That would carry even fewer people than a Westbury to Reading shuttle. There just aren't lots of potential all day customers at Bedwyn or Pewsey looking for connections at Westbury.
What would be better about it? What are the traffic generators?
At the end of the day, maybe it's best to just restore the hourly Paddington to Bedwyn, as that has run for many years. As I said up-thread, if they have the units to run it in the peak, that implies they ought to be able to find them off-peak.
If they can't do this immediately, fair enough, but that's what they should aspire to.
Current weekday Frome to Paddington direct services are at 06.12 and 09.01 with a single return at 18.08. The 09.01 also runs on Saturdays. These are unchanged in the May timetable.
I imagined the Exeter semi-fasts would call at Frome, but it appears not. Again, given the Exeter semi-fast's prime reason for operating is to link the intermediate towns to London, Reading and Exeter (and beyond), why not call them at Frome?
They could for instance try and tweak things so that the Plymouth fast overtakes the Exeter semi-fast while it's in the Westbury-Frome area and off the main line, not sure how difficult that would be to do.

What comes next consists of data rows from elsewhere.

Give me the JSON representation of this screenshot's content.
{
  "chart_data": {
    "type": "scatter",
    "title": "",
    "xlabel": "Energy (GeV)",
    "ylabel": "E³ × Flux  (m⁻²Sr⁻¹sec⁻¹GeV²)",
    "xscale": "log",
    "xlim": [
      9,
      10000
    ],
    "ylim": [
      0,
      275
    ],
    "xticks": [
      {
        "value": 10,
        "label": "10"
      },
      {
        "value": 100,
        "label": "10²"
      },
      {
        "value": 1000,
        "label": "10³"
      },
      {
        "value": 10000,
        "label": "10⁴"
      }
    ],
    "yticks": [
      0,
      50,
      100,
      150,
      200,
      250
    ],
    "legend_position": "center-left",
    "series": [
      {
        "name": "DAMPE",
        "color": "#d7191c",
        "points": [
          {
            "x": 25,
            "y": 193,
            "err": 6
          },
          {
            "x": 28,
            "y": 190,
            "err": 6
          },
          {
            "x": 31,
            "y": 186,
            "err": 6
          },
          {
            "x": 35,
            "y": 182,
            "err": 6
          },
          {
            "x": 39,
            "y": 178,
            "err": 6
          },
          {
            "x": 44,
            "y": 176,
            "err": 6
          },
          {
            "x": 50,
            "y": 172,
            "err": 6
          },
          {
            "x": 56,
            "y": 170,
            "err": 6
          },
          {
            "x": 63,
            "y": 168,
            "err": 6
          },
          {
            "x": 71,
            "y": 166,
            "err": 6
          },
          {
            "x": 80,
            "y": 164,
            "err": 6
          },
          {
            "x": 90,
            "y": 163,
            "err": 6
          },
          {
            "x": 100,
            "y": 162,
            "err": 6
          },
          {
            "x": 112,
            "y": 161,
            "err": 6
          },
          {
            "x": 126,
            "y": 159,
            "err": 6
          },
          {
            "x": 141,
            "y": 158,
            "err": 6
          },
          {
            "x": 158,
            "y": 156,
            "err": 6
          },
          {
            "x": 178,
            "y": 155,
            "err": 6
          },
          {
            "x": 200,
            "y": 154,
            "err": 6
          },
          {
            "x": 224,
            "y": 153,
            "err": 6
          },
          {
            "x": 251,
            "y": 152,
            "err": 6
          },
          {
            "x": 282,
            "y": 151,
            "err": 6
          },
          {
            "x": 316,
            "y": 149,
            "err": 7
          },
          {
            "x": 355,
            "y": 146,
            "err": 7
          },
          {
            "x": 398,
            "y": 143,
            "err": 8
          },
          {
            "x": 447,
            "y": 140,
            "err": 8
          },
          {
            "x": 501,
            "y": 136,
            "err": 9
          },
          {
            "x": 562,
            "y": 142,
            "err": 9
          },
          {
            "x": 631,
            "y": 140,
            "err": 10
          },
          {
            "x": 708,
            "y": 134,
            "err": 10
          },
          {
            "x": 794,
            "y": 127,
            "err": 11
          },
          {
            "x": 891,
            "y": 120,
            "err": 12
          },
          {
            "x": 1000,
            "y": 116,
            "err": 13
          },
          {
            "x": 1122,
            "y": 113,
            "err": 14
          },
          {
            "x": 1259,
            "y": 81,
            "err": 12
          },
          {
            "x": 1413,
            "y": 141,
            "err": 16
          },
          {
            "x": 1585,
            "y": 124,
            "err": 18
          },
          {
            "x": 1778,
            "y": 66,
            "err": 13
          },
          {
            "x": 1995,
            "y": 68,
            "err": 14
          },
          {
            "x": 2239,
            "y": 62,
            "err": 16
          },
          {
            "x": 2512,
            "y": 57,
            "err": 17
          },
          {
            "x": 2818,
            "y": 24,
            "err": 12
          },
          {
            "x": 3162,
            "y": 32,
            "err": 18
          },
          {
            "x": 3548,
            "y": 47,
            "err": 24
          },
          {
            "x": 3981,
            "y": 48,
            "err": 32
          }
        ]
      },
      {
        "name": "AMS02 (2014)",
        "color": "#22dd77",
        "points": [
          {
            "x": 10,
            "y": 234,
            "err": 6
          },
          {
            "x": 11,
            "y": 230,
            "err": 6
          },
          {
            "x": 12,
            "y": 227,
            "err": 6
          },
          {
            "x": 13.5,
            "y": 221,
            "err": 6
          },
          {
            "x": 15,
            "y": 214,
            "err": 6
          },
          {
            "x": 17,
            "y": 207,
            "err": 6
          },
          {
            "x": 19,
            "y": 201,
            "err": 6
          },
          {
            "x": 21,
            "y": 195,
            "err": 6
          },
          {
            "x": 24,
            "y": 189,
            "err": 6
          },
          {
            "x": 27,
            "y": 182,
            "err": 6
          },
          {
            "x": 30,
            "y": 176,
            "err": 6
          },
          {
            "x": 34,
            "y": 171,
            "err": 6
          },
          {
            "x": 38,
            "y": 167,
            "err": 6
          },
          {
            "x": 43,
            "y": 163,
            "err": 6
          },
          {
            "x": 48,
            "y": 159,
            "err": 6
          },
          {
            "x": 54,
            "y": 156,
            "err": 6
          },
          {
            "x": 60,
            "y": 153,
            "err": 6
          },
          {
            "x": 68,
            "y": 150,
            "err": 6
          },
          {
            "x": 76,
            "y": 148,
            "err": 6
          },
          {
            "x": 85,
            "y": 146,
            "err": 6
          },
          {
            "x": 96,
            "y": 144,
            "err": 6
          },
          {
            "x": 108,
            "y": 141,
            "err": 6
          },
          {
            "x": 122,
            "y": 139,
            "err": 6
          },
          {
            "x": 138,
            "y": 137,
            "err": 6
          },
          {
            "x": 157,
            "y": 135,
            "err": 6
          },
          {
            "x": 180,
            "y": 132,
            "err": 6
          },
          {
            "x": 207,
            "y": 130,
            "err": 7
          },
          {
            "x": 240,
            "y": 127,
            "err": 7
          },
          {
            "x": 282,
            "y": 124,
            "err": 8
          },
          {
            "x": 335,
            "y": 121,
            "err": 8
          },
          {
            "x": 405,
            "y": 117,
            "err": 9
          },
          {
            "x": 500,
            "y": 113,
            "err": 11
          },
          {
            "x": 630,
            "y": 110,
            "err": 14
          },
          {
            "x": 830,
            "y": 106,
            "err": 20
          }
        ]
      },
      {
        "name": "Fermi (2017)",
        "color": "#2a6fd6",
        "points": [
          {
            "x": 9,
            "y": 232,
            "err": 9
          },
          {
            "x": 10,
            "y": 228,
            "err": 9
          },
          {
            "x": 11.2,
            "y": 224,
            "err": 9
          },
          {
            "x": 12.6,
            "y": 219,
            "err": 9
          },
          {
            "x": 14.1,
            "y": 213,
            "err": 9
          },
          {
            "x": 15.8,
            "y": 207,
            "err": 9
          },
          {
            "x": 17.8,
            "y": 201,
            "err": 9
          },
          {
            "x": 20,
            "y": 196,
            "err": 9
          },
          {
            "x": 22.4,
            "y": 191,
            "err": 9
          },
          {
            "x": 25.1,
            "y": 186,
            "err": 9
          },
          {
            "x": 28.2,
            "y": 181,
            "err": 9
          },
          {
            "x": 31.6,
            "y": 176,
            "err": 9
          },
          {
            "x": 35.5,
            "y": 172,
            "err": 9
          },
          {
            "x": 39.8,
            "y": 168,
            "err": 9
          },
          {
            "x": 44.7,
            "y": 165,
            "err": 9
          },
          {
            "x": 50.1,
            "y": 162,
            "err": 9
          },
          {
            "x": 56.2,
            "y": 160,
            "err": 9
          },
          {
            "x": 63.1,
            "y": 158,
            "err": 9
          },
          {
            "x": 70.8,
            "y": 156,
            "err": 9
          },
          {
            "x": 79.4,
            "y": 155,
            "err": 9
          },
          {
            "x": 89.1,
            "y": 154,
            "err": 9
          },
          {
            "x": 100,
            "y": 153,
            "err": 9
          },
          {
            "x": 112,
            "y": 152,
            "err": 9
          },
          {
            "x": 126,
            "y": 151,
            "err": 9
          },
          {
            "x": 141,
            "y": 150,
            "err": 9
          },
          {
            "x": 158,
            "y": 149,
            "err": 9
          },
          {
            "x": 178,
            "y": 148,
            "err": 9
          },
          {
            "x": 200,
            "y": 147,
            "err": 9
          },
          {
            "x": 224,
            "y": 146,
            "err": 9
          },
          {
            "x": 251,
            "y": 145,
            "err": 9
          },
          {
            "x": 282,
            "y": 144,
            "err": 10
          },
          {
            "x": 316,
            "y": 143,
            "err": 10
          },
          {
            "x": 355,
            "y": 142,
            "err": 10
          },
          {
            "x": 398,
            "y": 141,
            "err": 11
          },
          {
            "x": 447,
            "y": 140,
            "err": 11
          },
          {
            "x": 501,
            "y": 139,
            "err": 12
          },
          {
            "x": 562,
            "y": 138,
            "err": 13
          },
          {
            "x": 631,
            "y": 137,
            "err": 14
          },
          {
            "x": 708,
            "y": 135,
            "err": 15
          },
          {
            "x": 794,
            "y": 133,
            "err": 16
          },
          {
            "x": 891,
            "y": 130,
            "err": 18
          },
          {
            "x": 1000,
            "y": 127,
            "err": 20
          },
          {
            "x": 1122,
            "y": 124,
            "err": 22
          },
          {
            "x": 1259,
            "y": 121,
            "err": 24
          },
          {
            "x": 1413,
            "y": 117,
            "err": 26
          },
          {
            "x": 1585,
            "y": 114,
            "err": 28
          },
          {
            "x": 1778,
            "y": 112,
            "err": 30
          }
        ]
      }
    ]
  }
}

09.04 (summer only), 15.04 and 17.04 have always run through to Cornwall since the big Dec 19 change. Plymouth terminators are few and far between.
Ah ok, thanks. I think I probably counted the 15:04 as a 'peak' service in my mind (as on Fridays, certainly, long-distance services start getting busy mid-afternoon), and if the 09:04 was a Plymouth terminator in the winter (Dec 2019 being winter of course) the picture in my head would have been for off-peak odd-hour services to terminate at Plymouth with Cornwall extensions at peak time only.
But in relation to the original discussion on Westbury stops, maybe just bringing back the Paddington-Bedwyn is what they should aspire to, as I said in my last post.